Updated January 3, 2022. Because of the holiday I am running an updated article from the archives. Happy New Year!
Beginners often ask: How do I estimate the amount of thread needed for each color in a project?
There isn’t a hard and fast rule for this because the amount you need per square inch varies with the mesh size, thread, and stitch. This method works to figure out how much yarn you use per square inch for any thread and any project. It does require a bit of stitching and some simple arithmetic.
Helpful Hint: If you have a thread notebook, write down your amount per square inch. Then you can use it the next time you use that thread.
Begin by marking on a canvas the same mesh size a 1-inch square block. So, for example, if you were working on 14 mesh, this would be a 14 x 14 block.
Now take the thread you will be using, any color will do, and cut it into a bunch (5 or so) of 18″ lengths.
With those threads, start to stitch the square in the stitch you will be using. Stitch the whole 1″ square and keep track of the number of the cut threads you use.
Divide that number by 2 and round up if there is a remainder. This number tells you how many yards it takes to stitch one inch.
Take the number of yards it takes to stitch an inch and divide the number of yards in one package of the thread. Always round up. Then add 20%. This tells you how many inches you can stitch with one package.

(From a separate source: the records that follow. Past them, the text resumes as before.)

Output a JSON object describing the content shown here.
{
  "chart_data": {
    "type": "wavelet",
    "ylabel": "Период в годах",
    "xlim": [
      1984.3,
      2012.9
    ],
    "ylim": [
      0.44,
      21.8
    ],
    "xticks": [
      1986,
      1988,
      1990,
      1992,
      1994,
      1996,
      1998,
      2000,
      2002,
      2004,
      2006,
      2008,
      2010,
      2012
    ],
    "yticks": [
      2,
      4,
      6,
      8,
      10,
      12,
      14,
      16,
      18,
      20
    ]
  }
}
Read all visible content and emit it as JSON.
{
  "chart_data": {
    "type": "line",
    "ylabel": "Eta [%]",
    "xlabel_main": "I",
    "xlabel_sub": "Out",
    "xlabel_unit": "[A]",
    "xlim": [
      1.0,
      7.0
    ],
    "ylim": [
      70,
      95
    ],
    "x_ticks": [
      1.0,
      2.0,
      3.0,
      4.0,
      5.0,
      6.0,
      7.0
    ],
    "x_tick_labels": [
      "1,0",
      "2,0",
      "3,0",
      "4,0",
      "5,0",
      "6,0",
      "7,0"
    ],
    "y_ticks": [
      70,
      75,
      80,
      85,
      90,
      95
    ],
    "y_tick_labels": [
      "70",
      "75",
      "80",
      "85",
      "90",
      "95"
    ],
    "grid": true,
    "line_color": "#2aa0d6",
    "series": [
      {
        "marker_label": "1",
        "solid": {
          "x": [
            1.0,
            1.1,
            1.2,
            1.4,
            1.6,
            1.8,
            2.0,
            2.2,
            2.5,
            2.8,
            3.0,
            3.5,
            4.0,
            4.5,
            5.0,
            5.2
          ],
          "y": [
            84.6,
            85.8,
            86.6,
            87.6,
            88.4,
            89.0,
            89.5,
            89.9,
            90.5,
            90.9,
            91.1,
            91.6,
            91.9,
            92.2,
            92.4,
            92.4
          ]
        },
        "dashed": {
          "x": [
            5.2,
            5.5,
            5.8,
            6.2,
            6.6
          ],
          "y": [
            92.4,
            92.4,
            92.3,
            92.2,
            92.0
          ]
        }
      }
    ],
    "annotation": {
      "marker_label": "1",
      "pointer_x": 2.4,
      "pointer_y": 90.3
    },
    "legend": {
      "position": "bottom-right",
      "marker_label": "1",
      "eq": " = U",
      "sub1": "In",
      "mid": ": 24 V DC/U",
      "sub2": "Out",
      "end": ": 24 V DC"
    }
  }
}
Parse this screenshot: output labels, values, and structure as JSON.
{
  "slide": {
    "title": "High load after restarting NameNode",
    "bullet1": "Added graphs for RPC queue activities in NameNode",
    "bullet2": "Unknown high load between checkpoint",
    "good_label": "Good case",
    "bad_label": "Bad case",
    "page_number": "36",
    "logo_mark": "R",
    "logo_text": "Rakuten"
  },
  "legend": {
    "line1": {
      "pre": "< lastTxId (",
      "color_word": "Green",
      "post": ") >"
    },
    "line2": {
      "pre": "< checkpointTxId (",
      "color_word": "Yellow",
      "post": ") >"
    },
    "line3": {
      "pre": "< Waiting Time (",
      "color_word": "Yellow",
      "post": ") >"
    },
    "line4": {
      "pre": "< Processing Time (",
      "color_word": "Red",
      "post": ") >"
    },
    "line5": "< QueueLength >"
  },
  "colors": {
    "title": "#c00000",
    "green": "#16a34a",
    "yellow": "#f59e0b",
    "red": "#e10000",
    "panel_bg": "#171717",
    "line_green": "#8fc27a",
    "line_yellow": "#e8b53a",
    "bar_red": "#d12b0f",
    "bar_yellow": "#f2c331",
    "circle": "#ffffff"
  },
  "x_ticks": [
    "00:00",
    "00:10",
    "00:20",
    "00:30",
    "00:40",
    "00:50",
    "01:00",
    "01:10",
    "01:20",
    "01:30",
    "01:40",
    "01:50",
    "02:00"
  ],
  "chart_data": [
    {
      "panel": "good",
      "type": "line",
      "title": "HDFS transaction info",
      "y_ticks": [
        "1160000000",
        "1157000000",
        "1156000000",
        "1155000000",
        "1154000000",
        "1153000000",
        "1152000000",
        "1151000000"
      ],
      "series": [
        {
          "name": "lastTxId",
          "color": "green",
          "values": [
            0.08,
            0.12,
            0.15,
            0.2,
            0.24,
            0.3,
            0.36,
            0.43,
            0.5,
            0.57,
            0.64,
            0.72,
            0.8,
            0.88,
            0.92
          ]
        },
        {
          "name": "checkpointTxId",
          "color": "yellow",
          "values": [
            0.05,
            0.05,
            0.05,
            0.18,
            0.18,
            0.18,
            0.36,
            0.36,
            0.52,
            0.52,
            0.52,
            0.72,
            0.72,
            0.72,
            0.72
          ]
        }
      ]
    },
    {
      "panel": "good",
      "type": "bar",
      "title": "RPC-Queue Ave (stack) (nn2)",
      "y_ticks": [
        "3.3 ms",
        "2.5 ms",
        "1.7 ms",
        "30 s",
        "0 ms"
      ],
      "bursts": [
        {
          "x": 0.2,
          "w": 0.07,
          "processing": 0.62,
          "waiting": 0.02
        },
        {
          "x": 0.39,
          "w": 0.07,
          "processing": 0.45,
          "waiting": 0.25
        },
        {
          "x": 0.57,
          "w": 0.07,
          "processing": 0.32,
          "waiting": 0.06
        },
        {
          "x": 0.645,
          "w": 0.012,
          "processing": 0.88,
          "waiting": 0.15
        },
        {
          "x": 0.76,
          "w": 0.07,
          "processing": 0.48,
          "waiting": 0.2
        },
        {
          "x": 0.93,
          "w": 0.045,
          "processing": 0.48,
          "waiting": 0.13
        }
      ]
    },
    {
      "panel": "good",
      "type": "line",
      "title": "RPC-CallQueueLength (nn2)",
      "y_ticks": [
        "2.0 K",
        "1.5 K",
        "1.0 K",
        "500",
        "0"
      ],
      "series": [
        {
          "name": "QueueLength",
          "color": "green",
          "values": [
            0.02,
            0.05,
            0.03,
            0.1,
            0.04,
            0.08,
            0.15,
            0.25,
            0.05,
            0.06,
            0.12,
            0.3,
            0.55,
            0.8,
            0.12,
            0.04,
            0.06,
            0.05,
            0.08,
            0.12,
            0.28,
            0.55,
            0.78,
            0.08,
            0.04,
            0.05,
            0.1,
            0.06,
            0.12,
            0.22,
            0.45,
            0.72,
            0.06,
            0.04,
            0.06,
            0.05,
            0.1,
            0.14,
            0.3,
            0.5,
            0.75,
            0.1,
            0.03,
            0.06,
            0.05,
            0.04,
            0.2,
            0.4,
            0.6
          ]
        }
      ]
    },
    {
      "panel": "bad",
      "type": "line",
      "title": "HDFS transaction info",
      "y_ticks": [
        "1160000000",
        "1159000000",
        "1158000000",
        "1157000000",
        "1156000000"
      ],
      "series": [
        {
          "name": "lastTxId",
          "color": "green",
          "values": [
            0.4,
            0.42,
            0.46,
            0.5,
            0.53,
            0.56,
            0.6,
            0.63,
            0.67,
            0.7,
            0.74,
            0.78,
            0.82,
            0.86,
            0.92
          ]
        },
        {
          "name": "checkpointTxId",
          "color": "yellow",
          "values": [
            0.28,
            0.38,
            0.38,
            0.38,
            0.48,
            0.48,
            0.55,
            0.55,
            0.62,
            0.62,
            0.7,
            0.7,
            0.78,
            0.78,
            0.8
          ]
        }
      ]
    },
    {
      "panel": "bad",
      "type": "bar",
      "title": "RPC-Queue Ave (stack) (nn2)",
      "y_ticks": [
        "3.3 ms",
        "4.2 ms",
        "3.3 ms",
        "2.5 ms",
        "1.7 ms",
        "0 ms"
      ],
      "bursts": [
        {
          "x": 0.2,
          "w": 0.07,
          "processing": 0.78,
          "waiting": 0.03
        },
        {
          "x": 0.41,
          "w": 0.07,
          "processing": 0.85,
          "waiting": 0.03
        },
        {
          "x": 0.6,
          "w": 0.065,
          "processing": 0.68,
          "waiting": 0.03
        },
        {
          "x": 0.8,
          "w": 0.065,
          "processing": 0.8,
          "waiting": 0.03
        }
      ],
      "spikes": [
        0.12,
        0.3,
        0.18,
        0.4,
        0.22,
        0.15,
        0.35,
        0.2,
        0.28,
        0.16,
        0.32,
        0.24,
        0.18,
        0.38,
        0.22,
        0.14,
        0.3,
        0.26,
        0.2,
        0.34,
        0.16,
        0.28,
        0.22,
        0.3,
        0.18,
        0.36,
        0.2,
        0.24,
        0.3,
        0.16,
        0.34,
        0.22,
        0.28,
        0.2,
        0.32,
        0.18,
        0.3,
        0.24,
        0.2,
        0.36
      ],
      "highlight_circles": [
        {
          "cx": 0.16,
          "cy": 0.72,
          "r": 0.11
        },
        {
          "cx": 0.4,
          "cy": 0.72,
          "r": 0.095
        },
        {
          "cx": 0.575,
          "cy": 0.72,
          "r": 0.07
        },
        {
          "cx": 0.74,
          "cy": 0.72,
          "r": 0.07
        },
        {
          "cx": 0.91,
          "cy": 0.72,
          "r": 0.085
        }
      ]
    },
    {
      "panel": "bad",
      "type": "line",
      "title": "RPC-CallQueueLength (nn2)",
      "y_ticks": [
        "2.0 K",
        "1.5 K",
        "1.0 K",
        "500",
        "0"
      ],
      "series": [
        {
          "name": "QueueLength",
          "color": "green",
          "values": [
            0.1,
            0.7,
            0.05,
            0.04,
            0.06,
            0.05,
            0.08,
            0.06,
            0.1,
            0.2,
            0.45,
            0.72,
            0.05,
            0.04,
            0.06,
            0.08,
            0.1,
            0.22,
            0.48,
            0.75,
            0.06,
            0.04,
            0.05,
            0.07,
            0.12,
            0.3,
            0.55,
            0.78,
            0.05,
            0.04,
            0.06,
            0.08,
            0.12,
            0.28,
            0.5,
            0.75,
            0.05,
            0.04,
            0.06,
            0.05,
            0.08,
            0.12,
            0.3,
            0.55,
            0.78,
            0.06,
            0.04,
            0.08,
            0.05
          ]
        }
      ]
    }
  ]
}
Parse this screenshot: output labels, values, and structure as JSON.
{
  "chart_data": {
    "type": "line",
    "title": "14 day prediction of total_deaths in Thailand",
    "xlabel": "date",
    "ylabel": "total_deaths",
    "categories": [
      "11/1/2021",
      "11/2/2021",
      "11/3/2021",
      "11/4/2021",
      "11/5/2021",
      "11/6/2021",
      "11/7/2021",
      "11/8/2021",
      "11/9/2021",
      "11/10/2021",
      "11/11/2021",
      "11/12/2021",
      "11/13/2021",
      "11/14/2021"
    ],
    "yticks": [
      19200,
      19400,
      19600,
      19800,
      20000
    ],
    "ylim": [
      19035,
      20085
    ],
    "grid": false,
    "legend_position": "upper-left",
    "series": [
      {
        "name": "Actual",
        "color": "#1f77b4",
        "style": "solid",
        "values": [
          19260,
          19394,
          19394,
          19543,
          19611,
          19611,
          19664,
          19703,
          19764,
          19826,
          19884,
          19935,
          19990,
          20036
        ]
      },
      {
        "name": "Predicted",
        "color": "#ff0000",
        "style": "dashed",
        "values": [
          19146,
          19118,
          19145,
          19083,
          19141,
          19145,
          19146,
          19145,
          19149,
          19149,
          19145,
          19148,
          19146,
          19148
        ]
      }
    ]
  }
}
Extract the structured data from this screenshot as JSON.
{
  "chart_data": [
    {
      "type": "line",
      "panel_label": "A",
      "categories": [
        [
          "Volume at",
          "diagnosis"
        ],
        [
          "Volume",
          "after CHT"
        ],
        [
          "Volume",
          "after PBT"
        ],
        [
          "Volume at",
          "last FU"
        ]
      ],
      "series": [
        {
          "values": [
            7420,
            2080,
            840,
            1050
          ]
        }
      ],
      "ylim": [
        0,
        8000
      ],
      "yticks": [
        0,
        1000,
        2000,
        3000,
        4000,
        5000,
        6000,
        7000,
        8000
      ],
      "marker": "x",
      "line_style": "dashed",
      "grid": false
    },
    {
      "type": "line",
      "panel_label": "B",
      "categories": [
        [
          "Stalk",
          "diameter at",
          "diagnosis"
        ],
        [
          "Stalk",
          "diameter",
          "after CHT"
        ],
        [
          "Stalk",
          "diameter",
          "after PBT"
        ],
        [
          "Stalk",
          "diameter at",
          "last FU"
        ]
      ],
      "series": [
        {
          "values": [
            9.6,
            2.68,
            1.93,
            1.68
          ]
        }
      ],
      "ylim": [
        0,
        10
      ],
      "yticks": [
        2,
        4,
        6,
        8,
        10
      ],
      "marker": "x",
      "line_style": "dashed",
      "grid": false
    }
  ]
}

Now you need to figure out how many square inches there are of each color. That is trickier because the colors could be dispersed all around the piece. But you have a good tool to estimate in your hand.
The middle section of your thumb is about an inch. And your fist covers about 5 square inches. You can use this to estimate the extent of the colors. This will always be a rough estimate, but it works for our puposes.
You don’t need to do this for every color. Since you can’t buy half a skein of thread, then any color where you have less than a skein’s worth of square inches, you buy one package.
After you have figured out the square inches in a project, divide that number by the number of inches per package. This will tell you how many packages you need to buy.
Because we rounded up and added in the 20% overrun, this should give you enough thread to do the project. The overrun is there to give you some wiggle room as well as to cover starts and tops of the thread as well as tearing out for mistakes.